1 Intente aumentar la cantidad de ADN que se agrega a los pozos si las bandas de ADN son débiles o ausentes. La concentración puede ser insuficiente, o la cantidad podría ser demasiado poco. Asegúrese de que, sin embargo, que la cantidad de ADN por pocillo no debe exceder del 50 nanogramos. También es posible que el ADN fue degradado; comprobar el procedimiento que está utilizando para purificar o amplificar el ADN para asegurarse de que no está contaminando la solución con nucleasas (enzimas que degradan el ADN). Si está tinción con bromuro de etidio para visualizar el ADN, utilizando la fuente de luz equivocada también podría causar este problema. Trate de usar una longitud de onda corta como 254 nanómetros para una mejor lectura.

2 Intente comprobar la tensión que está utilizando si se observa que las bandas de ADN que faltan. Si se utiliza demasiado voltaje o la electroforesis de la muestra durante demasiado tiempo, pequeños fragmentos de ADN pueden migrar todo el camino a través de la losa y la derecha del gel. Trate de repetir el procedimiento, pero con una tensión inferior o durante un período de tiempo más corto. Tensión no debe superar los 20 voltios por centímetro. También es posible que no haya suficiente tiempo para el procedimiento, en el que las moléculas de ADN caso de tamaño similar no pueden estar separados por una distancia suficiente que puede resolver con claridad. Trate de repetir el procedimiento durante un período de tiempo más largo. También es posible que necesite un mayor porcentaje de gel, es decir, un gel que tiene más de agarosa y es por lo tanto más gruesa y menos permeable. Asegúrese de que la memoria intermedia se utiliza cuando se mezcla el gel es el mismo que el tampón de electroforesis.

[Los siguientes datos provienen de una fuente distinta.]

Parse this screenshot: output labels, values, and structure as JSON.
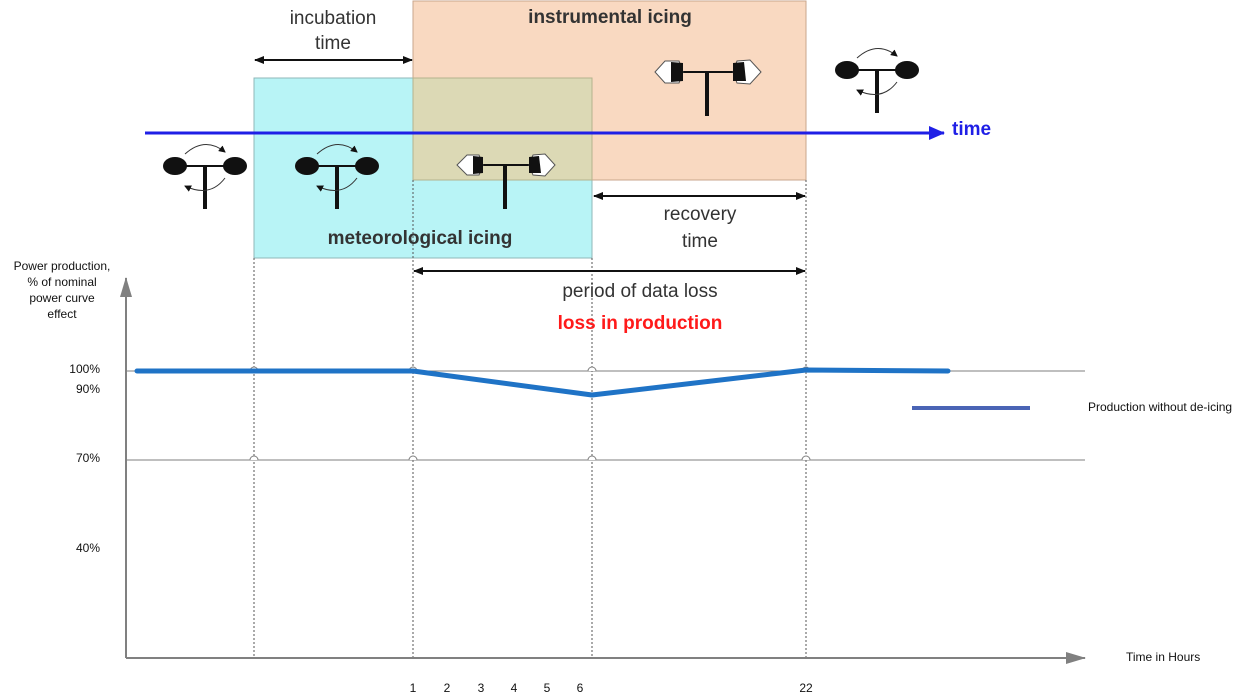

3 Trate de disminuir la cantidad de ADN se agrega si observa las bandas salen manchadas. También es posible que hay demasiada sal en el ADN o que la muestra está contaminada con proteínas; comprobar el procedimiento que se utiliza para extraer y purificar el ADN de electroforesis para asegurarse de que está siguiendo el protocolo de su laboratorio. También comprobar la capacidad de amortiguación; si el ADN en las cámaras de ánodo y cátodo ha cambiado durante el procedimiento, es posible que tenga la capacidad de amortiguación insuficiente en el tampón de electroforesis. temperaturas demasiado altas o demasiado voltaje también podrían causar este problema; la temperatura no debe exceder los 30 grados Celsius durante este procedimiento. Por último, pequeñas bandas de ADN puede haberse difundido en cierta medida, mientras estaba tinción para visualizar las bandas. Si este último es el problema, trate de añadir el bromuro de etidio durante la electroforesis.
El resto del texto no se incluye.